Dünkü gazetelerin önemli bir bölümünün manşeti "liradan sıfırların atılacağı" üzerineydi. Televizyonlarda konuşan ekonomiden sorumlu eski bakanlar, "nasıl olsa euroya geçilecekse, sıfırları atmaya gerek yok" görüşünden başlayıp, "sıfırlar atılırsa pahalılık artar"a, "enflasyon kalıcı olarak tek sıfırlı rakamlara düşmedikçe sıfırlar atılmamalı"ya kadar çeşitli görüşleri dile getirdiler.
Bu görüşlere sahip olanlar, liradan sıfırların atılması şimdiye kadar engellediler. Başbakanları da bu konuda ikna ettiler. Aslında, teknik sorunlardan ve işin başarısızlıkla sonuçlanmasından korktular. Oysa, piyasa çoktan sıfırları, halkımız da bunları başından attı.
Gördüğüm kadarıyla, şimdiki Maliye Bakanı Unakıtan son on yılda gelmiş geçmiş bütün Maliye ve Hazine bakanlarının en bilinçlisi, en ayakları yere basanı ve ne yaptığını bileni. Zaten, Maliye ve Hazine "olur" demeden sıfırların atılması olanaksız. Sadece Merkez Bankası'nın istemesiyle, sıfırlar atılamıyor. Çünkü, "kuruş" Hazine'ye bağlı olan Darphane tarafından basılıyor; Maliye'nin vergi uygulamaları ile ilgili yasa hazırlaması gerekiyor ve her ülkede olan ama bizde olmayan bir "Türk Parası" yasası gerekiyor. Çıkarılacak "Türk Parası" yasasının paramızın nasıl kullanılacağını (örneğin, para deseninin tuvalet kağıdına basılıp basılmayacağını veya para ile sigara yakılıp yakılmayacağını) ve en önemlisi Türk parasının "adı"nı belirlemesi lazım. Bütün bunlar için de, Başbakan'ın "yeşil ışığı" gerekiyor. Merkez Bankası ise sadece kağıt paraları (banknotları) basacak. Yani, işi son derece teknik. Yeni paralarla, eskiler bir süre birlikte tedavül edip, zaman içinde ve tedrici olarak eski paralar Merkez Bankası tarafından piyasadan çekilip, yok edilecek. Merkez Bankası piyasadan çektiği kadar yeni parayı piyasaya vereceği için, enflasyon filan olmayacak.

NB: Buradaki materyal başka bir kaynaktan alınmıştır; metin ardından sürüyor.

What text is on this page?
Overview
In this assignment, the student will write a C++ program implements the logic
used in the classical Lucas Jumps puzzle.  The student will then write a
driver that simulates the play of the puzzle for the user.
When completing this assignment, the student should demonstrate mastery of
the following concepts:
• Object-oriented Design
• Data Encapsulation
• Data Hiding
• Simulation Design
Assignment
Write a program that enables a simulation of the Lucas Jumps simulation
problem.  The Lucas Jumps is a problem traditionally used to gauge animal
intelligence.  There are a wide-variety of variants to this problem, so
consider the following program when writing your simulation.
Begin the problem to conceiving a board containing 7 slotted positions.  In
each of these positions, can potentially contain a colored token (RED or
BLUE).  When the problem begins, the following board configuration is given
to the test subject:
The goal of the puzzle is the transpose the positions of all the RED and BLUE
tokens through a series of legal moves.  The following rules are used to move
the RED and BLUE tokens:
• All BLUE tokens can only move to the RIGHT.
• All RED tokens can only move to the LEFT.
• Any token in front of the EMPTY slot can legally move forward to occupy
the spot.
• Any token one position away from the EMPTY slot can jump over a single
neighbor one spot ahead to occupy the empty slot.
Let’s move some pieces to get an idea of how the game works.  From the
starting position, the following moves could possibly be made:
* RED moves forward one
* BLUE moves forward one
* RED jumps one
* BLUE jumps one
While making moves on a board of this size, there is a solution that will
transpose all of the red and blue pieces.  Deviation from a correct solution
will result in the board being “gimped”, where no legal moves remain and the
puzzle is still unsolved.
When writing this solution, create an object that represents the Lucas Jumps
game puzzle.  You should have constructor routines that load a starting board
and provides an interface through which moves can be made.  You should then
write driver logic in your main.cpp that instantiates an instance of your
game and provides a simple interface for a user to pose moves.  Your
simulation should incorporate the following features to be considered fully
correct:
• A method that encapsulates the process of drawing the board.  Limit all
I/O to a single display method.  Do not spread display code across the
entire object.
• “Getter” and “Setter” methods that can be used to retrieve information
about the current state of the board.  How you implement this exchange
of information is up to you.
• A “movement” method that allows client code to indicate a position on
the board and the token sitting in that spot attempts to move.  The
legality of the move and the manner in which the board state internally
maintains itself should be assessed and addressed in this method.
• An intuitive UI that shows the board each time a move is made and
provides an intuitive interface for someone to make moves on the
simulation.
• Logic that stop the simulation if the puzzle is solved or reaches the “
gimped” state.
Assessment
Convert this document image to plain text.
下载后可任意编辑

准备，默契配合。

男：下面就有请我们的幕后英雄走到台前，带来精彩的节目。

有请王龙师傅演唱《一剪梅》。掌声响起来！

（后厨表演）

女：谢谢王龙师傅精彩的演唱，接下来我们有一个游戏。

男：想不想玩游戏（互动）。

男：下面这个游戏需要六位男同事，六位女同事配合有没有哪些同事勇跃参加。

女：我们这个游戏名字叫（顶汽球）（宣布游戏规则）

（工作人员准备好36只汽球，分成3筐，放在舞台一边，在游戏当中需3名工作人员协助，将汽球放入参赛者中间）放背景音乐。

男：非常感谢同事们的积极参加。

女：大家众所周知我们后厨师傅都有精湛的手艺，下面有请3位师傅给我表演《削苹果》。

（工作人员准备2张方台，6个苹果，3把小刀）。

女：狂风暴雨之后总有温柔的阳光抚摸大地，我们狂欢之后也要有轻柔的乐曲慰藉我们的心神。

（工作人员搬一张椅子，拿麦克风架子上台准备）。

1995 yılındaki paradan sıfırları atma girişimi sırasında Merkez Bankası Başkanı idim. O zamanki girişim, Merkez Bankası tarafından başlatılmıştı. Ancak, Maliye ve Hazine bakanları ve bürokratlarının Başbakan Çiller'i ikna etmeleri sonucu neticeye ulaşamadı. O sırada, basılacak yeni banknotların biçimi ve "Türk Parası" yasası tarafımızdan hazırlanmıştı. Basılan paralardaki sıfırlar, sanki atılacakmış gibi nispeten silik biçimde tutularak, halkın operasyona hazırlanması sağlandı. O dönemde, üzerinden sıfırlar atılacak olan paraların kalıplarının değişmemesi, sadece baskı sırasında sıfırların kaldırılması planlanmıştı. Ayrıca, bir kupür haritası çıkarılarak hangi kupürlerin banknot olarak bırakılacağı ve zaman içinde çıkarılacak yeni kupürler belirlenmişti. Böylece, en basit ve masrafsız ama halkın kafasını karıştırmayacak bir yol izlenmesi düşünülmüştü. Sıfırları atılmış paranın adı da "yeni lira" olarak teklif ediliyordu.

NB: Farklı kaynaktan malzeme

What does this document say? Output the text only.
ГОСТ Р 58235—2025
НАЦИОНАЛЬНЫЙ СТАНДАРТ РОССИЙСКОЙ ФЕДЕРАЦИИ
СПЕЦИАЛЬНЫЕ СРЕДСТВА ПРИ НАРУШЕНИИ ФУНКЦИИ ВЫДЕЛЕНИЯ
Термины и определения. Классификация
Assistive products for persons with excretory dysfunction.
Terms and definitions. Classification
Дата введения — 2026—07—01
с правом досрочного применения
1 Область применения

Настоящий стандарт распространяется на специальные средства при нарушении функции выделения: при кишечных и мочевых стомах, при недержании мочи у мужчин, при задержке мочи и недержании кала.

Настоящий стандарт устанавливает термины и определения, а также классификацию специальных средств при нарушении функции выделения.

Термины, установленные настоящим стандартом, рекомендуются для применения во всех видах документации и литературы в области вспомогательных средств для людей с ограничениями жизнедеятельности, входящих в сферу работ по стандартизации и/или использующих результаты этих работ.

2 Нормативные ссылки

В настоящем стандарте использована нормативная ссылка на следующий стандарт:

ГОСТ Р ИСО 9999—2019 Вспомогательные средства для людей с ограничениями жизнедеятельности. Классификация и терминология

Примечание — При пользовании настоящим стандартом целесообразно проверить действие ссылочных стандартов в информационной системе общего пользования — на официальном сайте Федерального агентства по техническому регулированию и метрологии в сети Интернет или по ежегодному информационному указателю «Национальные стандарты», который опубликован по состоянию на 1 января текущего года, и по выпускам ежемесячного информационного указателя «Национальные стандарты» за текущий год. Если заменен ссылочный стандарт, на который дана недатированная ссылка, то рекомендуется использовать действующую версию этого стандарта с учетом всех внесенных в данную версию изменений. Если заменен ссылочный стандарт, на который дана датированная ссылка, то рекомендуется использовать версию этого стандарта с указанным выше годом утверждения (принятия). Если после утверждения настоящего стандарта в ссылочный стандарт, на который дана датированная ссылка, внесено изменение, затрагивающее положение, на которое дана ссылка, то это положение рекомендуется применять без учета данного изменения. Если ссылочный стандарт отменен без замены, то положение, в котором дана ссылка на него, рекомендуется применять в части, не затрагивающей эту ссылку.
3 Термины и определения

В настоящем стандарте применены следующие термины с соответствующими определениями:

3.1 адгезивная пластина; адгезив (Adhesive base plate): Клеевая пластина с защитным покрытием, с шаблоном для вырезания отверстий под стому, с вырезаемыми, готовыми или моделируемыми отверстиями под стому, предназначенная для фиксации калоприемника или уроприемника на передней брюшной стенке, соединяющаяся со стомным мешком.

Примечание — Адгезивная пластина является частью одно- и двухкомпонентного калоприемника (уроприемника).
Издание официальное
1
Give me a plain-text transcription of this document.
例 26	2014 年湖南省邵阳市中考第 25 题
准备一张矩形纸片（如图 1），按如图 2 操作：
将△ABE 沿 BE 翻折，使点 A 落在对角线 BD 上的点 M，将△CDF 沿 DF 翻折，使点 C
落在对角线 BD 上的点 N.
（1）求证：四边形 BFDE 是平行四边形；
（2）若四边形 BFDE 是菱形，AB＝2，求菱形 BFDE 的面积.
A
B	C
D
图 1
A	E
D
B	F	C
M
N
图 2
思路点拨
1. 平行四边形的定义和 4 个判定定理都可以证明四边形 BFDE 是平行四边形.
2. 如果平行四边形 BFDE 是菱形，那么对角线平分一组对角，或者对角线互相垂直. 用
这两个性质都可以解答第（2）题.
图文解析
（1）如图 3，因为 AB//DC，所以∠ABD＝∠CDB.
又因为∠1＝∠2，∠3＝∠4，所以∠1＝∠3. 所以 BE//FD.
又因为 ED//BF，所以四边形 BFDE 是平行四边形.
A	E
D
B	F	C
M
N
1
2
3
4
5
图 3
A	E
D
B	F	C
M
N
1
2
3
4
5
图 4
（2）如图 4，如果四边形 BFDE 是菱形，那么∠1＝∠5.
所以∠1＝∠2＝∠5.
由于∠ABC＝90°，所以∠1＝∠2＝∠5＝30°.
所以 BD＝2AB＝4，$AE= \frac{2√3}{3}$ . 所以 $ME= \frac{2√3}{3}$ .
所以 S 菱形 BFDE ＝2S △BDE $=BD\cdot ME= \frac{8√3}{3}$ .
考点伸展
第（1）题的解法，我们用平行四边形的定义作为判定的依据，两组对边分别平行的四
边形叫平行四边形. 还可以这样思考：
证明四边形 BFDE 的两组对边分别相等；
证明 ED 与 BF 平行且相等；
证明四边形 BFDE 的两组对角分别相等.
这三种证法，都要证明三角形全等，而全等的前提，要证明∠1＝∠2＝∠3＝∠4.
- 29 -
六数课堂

Şimdi, sıfırların atılması girişimi siyasi otoriteden geliyor. Zaten, öyle olması lazım. Maliye Bakanı'nın bizzat Merkez Bankası'na giderek açıklamayı yapması da çok olumlu. Merkez Bankası bürokrasisi, bir kez daha siyasilere karşı direniyor. Söyledikleri, "enflasyon düşmeden bu iş olmaz". Bal gibi olur. Aslında, belki de bu hükümetin "enflasyonu düşürmeye kararlı" olup olmadığını sınamak peşindeler.
Türk Lirası'ndan sıfırların atılma takviminin 2004 yıl sonu olarak planlanması da çok olumlu. 1995'te yaptığımız araştırmalar, zamanlamanın yıl sonlarına rastlatılmasının her yönden faydalı olacağını göstermişti.